Ongoing Capital Plans
NCH has completed sizable expansion and renovation projects in the last several years, with more on the way. The completion of a new six-story bed tower was delayed by two years, as NCH management and board refined its overall facilities plan. The estimated expenditure increased nominally to \\$145 from \\$130 million, to be spent largely in 2015 and 2016. There is \\$40 million remaining in bond funds available for this project, and the balance is expected to be funded by a combination of philanthropy and cash flow. Construction for partnership projects for Jupiter Medical Center, Golisano Children's Hospital, and FIU are underway, with \\$7.5 million set aside (excluded from unrestricted liquidity) to fund the project with Jupiter Medical Center. Additionally, expansion of the emergency department at the main facility is proceeding, with completion expected at the end of 2015. Routine capital is annually budgeted near depreciation levels. Including the major capital projects, \\$120.3 million is budgeted for 2015 and \\$87.5 million for 2016. There are no near term plans to issue additional debt.
Solid Liquidity
Unrestricted cash and investments totaled \\$391.6 million at March 31, 2015, equating to 327 days cash on hand, 24.3x cushion ratio, and 166% cash to debt, strong compared to the 'A' medians of 199 days, 17x, and 131%. While robust cash flow is expected to continue, liquidity growth will likely slow as NCH funds the construction of its new bed tower. However, Fitch expects liquidity metrics to remain consistent with the 'A+' rating. Not included in Fitch's ratios are \\$75.8 million of cash and investments held at the foundation level.
DEBT PROFILE
Long-term debt totaled \\$236 million at March 31, 2015, consisting of 73% fixed rate and 27% floating rate bonds. Debt service is relatively level, with annual debt service requirements of \\$16-17 million. Debt portfolio has been significantly restructured to reduce put and variable rate risk. Only the \\$65 million series 2010B bonds privately placed with Wells Fargo remains subject to a put, with an initial tender date in December 2020.

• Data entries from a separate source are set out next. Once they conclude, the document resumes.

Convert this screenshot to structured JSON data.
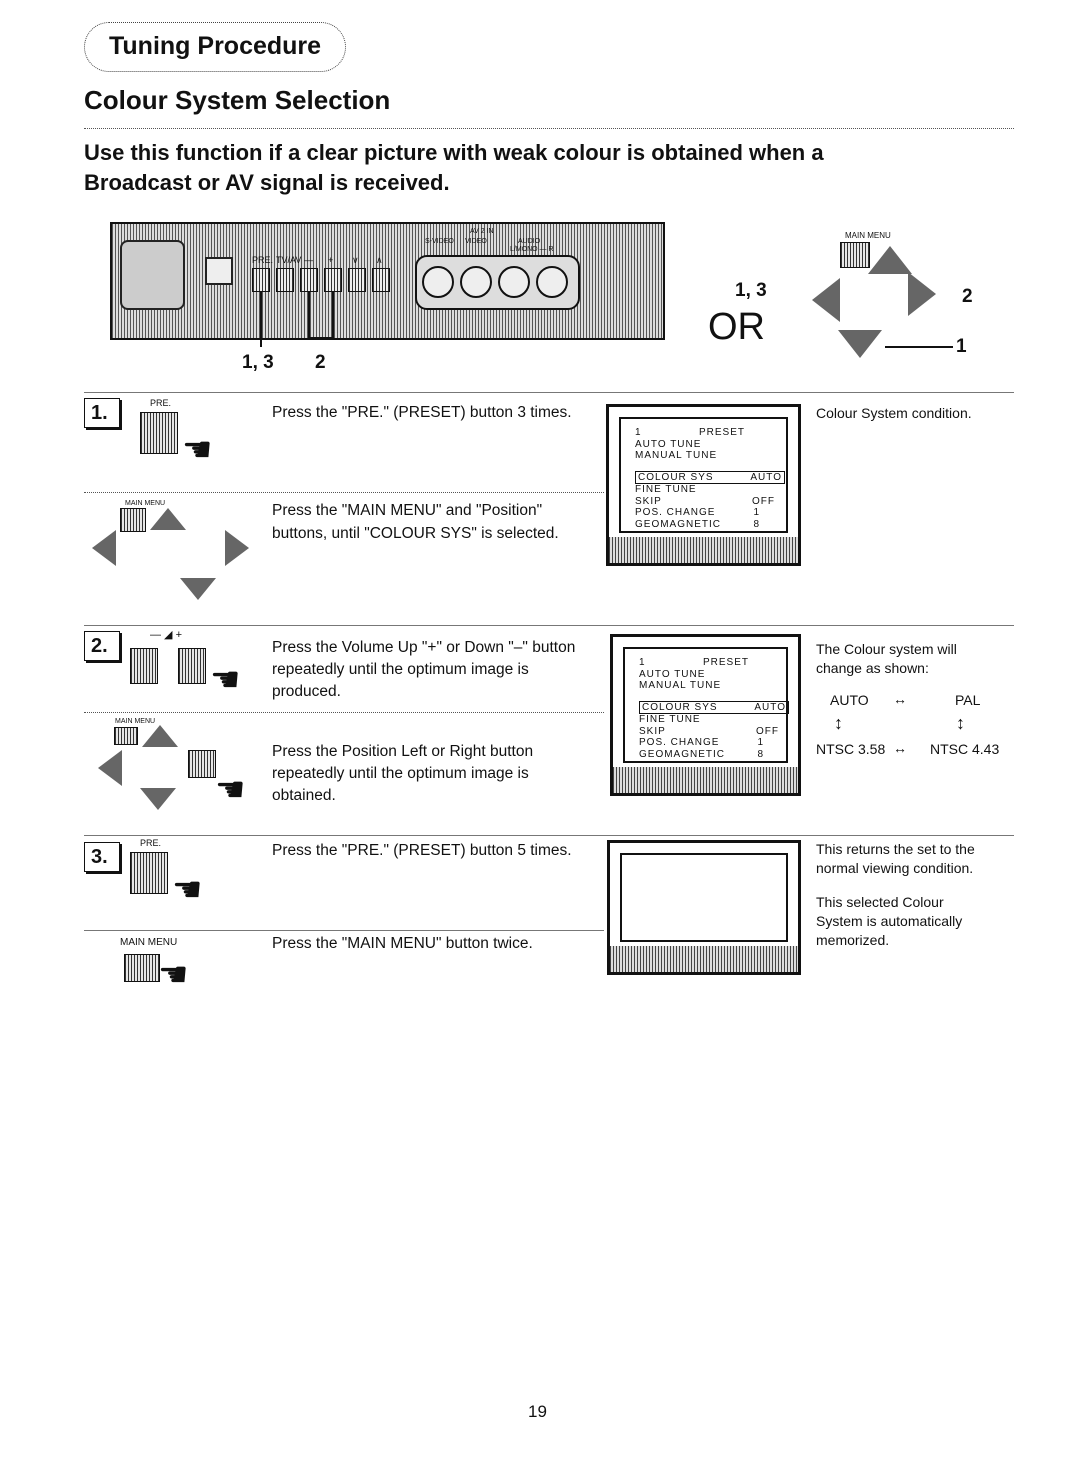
{
  "header": {
    "section": "Tuning Procedure",
    "title": "Colour System Selection",
    "intro": [
      "Use this function if a clear picture with weak colour is obtained when a",
      "Broadcast or AV signal is received."
    ]
  },
  "panel": {
    "labels": [
      "PRE.",
      "TV/AV",
      "—",
      "+",
      "∨",
      "∧"
    ],
    "av": "AV 2 IN",
    "svideo": "S-VIDEO",
    "video": "VIDEO",
    "audio": "AUDIO",
    "lmono": "L/MONO — R",
    "callout_13": "1, 3",
    "callout_2": "2"
  },
  "remote": {
    "main_menu": "MAIN MENU",
    "or": "OR",
    "callout_13": "1, 3",
    "callout_2": "2",
    "callout_1": "1"
  },
  "steps": [
    {
      "num": "1.",
      "btn_label": "PRE.",
      "text_a": "Press the \"PRE.\" (PRESET) button 3 times.",
      "main_menu": "MAIN MENU",
      "text_b": [
        "Press the \"MAIN MENU\" and \"Position\"",
        "buttons, until \"COLOUR SYS\" is selected."
      ],
      "note": "Colour System condition."
    },
    {
      "num": "2.",
      "vol_label": "— ◢ +",
      "text_a": [
        "Press the Volume Up \"+\" or Down \"–\" button",
        "repeatedly until the optimum image is",
        "produced."
      ],
      "main_menu": "MAIN MENU",
      "text_b": [
        "Press the Position Left or Right button",
        "repeatedly until the optimum image is",
        "obtained."
      ],
      "note": [
        "The Colour system will",
        "change as shown:"
      ],
      "cycle": {
        "auto": "AUTO",
        "pal": "PAL",
        "ntsc358": "NTSC 3.58",
        "ntsc443": "NTSC 4.43",
        "h_arrow": "↔",
        "v_arrow": "↕"
      }
    },
    {
      "num": "3.",
      "btn_label": "PRE.",
      "text_a": "Press the \"PRE.\" (PRESET) button 5 times.",
      "main_menu": "MAIN MENU",
      "text_b": "Press the \"MAIN MENU\" button twice.",
      "note_a": [
        "This returns the set to the",
        "normal viewing condition."
      ],
      "note_b": [
        "This selected Colour",
        "System is automatically",
        "memorized."
      ]
    }
  ],
  "menu": {
    "preset_num": "1",
    "preset": "PRESET",
    "auto_tune": "AUTO TUNE",
    "manual_tune": "MANUAL TUNE",
    "colour_sys": "COLOUR SYS",
    "colour_val": "AUTO",
    "fine_tune": "FINE TUNE",
    "skip": "SKIP",
    "skip_val": "OFF",
    "pos_change": "POS. CHANGE",
    "pos_val": "1",
    "geomagnetic": "GEOMAGNETIC",
    "geo_val": "8"
  },
  "page_number": "19"
}
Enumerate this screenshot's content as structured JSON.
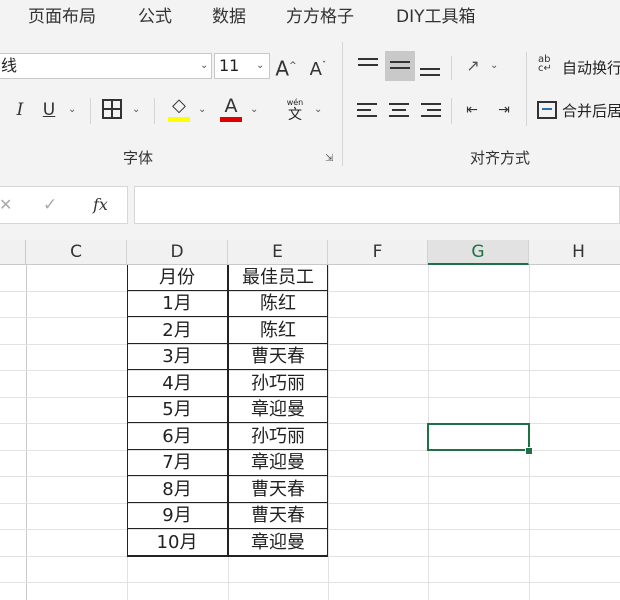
{
  "tabs": [
    "页面布局",
    "公式",
    "数据",
    "方方格子",
    "DIY工具箱"
  ],
  "font": {
    "name_value": "线",
    "size_value": "11",
    "grow_label": "A",
    "shrink_label": "A",
    "italic_label": "I",
    "underline_label": "U",
    "fill_label": "◇",
    "color_label": "A",
    "phonetic_top": "wén",
    "phonetic_bottom": "文",
    "group_label": "字体",
    "fill_color": "#ffff00",
    "font_color": "#e00000"
  },
  "align": {
    "wrap_label": "自动换行",
    "merge_label": "合并后居",
    "group_label": "对齐方式"
  },
  "formula": {
    "cancel": "✕",
    "enter": "✓",
    "fx": "fx",
    "value": ""
  },
  "columns": [
    "C",
    "D",
    "E",
    "F",
    "G",
    "H"
  ],
  "selected_column": "G",
  "table": {
    "header": [
      "月份",
      "最佳员工"
    ],
    "rows": [
      [
        "1月",
        "陈红"
      ],
      [
        "2月",
        "陈红"
      ],
      [
        "3月",
        "曹天春"
      ],
      [
        "4月",
        "孙巧丽"
      ],
      [
        "5月",
        "章迎曼"
      ],
      [
        "6月",
        "孙巧丽"
      ],
      [
        "7月",
        "章迎曼"
      ],
      [
        "8月",
        "曹天春"
      ],
      [
        "9月",
        "曹天春"
      ],
      [
        "10月",
        "章迎曼"
      ]
    ]
  },
  "accent": "#1e7145"
}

NCH has one fixed rate payor and four basis swaps outstanding. The fixed rate payor swap with outstanding notional amount of \\$180.4 million was restructured in 2012 with more favorable collateral posting requirements. There are also \\$300 million of basis swaps outstanding. Wells Fargo is counterparty to all outstanding swaps. The mark-to-market at March 31, 2015 was negative \\$41.5 million, and no collateral was posted as of this date.
Guaranteed Debt
NCH is a co-guarantor on various obligations related to Miami Medical Center (MMC), a joint venture with Nueterra (a healthcare facility owner, developer, and manager). NCH's guarantee is capped at \\$70 million, which translates into \\$8-9 million annual debt service. This is a potential liability given that MMC is a brand new project with no history of operations. However, should NCH be required to assume its portion of the MMC's obligations, Fitch believes NCH is able to manage the increased liability at the 'A+' rating given its strong balance sheet and cash flows. The guarantee obligations (or related revenue projections) are not included in Fitch's ratios.
DISCLOSURE
NCH covenants to provide annual disclosure within 150 days of year-end and quarterly disclosure within 45 days of quarter-end to the Municipal Securities Rulemaking Board's EMMA system. Disclosure has been timely and thorough, and includes a balance sheet, income statement, cash flow, utilization statistics, and management discussion and analysis.